A) Shotgun sequences are produced from two different genomes (shown in blue and red at the top). Those sequences are used to construct a de Bruijn graph, where nodes are formed by all possible sequences of length k-1 (in this case 4 bases), which are connected by edges of length k (5 bases). Since there are no 4mers shared between these two example genomes, the resulting de Bruijn subgraphs are separate. B) Nucleotide polymorphisms are better resolved by short kmers. We consider a mixture of four genomes, each with three polymorphic positions separated by 25 bp. The identity at each polymorphic position is represented by either blue or red to indicate different nucleotides. At all other positions the genomes are identical. The de Bruijn graph that is constructed from this mixture of genomes using a kmer of 23 is shown on the left, where three independent bubbles form around each polymorphic position. The equivalent graph at k = 27 is shown on the right, where three independent sets of bubbles overlap, forming a more complex and suboptimal graph structure. C) Short regions of similarity are better resolved by long kmers. We consider a mixture of two genomes which are entirely different except for a 25 bp region of sequence identity (shown in black). The de Bruijn graph that is constructed from this mixture at k = 23 is shown on the left, where the two resulting subgraphs intersect at the 23mer of similarity. The de Bruijn graph at k = 27 is shown on the right, where the two resulting subgraphs (corresponding to the two genomes) do not intersect, since they have no 26mer in common. The examples in B and C together illustrate how different kmers can be optimal for assembling graphs with different types of polymorphisms.
Figure 2
Figure 2. Comparison of assembly methods by read alignment.
The vertical axis indicates the number of reads from each dataset that align to contigs of different size classes (either less than 1 kb, between 1 kb and 3 kb, between 3 and 10 kb, or longer than 10 kb). The horizontal axis separates assembly method. Each dataset is indicated by color (see key on right; numbers indicate gut virome communities from different human subjects). * indicates p<0.05 by Wilcoxon signed-rank test for the indicated pair of assembly methods.
Figure 3
Figure 3. Network based annotation of viral contigs.
Orange circles represent viral contigs no shorter than 3 kb. Black circles represent proteins in the RefSeq viral database. RefSeq proteins are connected to viral contigs when an ORF encoded by that contig resembles that protein at E<10−50 (blastp). Blue outlines indicate groups of RefSeq proteins and ORFs from contigs that share the function indicated by the adjacent label.
Figure 4
Figure 4. Two examples of phage cassettes.

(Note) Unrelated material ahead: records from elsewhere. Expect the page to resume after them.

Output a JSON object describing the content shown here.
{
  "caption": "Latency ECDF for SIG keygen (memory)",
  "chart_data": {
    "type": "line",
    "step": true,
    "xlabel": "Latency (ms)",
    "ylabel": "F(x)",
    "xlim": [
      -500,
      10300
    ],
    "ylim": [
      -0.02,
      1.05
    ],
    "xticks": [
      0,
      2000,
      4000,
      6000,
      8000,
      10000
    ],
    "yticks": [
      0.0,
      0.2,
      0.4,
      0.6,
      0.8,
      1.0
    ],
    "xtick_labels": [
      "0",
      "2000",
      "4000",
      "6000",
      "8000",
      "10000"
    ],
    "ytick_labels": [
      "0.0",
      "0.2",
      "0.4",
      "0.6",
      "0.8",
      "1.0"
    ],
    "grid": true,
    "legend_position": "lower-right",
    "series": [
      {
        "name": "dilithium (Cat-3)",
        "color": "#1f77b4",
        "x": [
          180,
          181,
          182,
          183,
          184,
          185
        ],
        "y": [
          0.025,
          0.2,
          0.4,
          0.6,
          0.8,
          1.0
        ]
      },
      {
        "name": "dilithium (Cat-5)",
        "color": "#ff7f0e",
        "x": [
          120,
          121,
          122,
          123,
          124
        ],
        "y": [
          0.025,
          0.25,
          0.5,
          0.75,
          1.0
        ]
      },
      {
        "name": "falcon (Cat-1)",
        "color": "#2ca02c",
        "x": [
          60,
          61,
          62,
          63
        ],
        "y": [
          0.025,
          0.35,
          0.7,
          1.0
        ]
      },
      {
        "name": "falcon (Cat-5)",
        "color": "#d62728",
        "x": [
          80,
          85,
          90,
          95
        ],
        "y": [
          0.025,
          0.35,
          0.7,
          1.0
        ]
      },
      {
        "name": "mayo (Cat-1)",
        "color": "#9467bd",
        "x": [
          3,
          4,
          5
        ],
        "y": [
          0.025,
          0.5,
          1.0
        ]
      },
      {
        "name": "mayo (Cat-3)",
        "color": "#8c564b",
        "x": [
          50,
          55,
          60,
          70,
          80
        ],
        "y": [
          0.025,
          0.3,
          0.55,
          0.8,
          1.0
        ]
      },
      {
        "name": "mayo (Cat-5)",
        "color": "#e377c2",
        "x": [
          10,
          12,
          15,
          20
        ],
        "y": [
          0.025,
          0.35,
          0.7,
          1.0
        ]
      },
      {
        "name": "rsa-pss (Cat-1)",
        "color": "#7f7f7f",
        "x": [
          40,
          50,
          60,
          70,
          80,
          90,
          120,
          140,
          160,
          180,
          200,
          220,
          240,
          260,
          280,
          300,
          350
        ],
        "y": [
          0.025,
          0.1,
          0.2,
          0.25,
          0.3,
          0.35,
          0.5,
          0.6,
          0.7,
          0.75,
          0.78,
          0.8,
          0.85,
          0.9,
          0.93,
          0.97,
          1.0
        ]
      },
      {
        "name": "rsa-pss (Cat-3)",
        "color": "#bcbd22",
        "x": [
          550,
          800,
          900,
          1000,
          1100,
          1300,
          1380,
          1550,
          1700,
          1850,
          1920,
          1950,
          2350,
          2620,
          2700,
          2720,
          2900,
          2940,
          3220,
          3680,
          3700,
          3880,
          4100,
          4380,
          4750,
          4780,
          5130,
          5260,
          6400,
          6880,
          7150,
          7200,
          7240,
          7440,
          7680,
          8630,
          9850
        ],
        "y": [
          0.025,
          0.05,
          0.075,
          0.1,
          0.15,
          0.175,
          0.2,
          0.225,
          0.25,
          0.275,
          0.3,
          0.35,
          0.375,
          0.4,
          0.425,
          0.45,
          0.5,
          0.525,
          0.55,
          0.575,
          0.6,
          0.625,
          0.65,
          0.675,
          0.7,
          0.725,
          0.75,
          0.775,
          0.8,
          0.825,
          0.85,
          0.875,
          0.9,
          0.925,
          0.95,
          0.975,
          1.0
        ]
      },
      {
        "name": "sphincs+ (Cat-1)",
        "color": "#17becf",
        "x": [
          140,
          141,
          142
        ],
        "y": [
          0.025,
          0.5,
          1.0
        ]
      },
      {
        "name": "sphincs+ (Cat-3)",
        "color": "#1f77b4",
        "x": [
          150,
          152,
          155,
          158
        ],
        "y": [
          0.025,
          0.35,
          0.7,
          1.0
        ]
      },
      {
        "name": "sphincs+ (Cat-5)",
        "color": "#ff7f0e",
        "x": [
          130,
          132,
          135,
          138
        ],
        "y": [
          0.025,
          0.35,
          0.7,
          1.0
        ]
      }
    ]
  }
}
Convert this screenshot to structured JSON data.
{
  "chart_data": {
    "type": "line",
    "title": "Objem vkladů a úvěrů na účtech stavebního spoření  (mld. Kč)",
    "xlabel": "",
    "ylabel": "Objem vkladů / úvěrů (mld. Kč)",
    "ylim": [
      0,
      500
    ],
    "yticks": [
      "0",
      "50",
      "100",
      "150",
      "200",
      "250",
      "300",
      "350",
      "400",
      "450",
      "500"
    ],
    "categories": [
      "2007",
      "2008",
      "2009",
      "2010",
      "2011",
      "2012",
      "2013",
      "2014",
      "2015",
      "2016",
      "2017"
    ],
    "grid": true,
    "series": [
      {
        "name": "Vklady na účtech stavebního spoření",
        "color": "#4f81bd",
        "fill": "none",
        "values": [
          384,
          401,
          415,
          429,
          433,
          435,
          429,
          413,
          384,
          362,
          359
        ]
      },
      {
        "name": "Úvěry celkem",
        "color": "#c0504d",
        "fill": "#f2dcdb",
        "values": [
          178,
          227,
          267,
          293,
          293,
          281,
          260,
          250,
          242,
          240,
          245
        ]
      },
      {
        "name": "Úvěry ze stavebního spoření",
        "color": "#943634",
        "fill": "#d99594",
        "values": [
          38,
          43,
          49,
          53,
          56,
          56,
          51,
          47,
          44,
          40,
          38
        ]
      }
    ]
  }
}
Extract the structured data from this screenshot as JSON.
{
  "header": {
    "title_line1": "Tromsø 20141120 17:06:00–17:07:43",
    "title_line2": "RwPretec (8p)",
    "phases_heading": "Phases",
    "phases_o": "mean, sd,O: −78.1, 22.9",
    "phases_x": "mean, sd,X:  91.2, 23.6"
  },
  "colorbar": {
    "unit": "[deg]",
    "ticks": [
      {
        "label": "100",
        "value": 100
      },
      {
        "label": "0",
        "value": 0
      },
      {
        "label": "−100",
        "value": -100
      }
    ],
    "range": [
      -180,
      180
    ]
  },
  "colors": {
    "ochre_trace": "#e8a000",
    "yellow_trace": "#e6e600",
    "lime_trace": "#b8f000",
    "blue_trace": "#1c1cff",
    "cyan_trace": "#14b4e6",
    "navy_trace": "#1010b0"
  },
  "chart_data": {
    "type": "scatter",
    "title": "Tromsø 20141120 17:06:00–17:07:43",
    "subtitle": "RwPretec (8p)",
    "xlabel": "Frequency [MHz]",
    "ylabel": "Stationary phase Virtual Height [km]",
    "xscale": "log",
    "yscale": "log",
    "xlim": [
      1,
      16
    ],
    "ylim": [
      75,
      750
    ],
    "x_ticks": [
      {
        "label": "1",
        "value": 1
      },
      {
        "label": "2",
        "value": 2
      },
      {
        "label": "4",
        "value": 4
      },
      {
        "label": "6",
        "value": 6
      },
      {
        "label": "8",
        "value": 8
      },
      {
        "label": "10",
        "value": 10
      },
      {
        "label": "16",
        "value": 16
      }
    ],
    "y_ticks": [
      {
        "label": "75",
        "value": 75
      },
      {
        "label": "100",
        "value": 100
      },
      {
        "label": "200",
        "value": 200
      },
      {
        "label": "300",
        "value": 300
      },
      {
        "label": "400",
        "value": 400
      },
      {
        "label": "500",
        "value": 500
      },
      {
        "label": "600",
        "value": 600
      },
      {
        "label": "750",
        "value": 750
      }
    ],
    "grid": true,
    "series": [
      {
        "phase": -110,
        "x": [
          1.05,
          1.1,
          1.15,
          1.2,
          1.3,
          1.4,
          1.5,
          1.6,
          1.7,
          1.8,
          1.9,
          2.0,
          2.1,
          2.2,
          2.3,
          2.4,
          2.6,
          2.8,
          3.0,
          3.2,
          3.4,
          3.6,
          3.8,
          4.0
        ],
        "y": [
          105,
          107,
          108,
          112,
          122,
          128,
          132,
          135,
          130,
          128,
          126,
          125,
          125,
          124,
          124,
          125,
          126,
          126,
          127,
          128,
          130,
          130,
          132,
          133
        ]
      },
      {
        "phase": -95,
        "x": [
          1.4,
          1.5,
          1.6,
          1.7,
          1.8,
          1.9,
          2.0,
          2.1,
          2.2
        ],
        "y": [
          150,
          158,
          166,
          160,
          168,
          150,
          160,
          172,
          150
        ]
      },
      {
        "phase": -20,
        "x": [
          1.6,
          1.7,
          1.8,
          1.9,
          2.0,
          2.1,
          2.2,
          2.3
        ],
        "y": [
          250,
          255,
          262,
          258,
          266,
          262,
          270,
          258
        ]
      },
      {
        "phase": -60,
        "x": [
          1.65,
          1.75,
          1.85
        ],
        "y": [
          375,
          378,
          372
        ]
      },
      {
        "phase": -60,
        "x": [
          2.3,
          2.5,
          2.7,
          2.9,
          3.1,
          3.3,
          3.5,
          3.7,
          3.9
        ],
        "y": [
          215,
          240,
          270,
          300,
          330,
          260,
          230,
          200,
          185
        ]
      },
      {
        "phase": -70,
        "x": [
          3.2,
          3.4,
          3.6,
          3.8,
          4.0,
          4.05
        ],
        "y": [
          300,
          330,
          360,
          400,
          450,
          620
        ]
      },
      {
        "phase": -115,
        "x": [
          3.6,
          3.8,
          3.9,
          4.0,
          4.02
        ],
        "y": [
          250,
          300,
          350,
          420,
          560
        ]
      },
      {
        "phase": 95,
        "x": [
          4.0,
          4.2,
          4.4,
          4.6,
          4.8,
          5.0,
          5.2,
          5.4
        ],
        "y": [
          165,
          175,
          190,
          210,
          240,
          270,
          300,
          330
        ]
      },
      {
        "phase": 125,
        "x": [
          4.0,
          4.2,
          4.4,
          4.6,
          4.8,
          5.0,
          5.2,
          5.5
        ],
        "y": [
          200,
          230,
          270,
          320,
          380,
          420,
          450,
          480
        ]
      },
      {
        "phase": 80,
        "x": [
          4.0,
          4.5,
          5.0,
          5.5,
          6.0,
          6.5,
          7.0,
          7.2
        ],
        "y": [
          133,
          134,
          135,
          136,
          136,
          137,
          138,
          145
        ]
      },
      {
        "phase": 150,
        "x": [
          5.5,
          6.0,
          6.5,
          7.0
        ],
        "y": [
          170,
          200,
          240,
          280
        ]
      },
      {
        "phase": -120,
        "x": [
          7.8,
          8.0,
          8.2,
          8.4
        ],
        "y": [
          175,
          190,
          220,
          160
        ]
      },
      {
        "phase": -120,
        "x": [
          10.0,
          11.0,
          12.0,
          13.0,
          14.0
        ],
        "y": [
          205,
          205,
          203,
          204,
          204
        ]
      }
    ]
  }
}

Contigs are shown as horizontal black lines, ORFs on those contigs are shown by black arrows above and below those lines, and the organization of those ORFs into protein-coding families is shown with colored boxes. The subject that each contig was assembled from is shown on the left of each panel. When a protein-coding family was functionally annotated according to its similarity with the CDD, that annotation is listed in the legend. Otherwise a unique identification number is shown (e. g. Family 591). The co-orientation score describes the proportion of gene pairs that, when occurring together on multiple contigs, do so in the same relative orientation.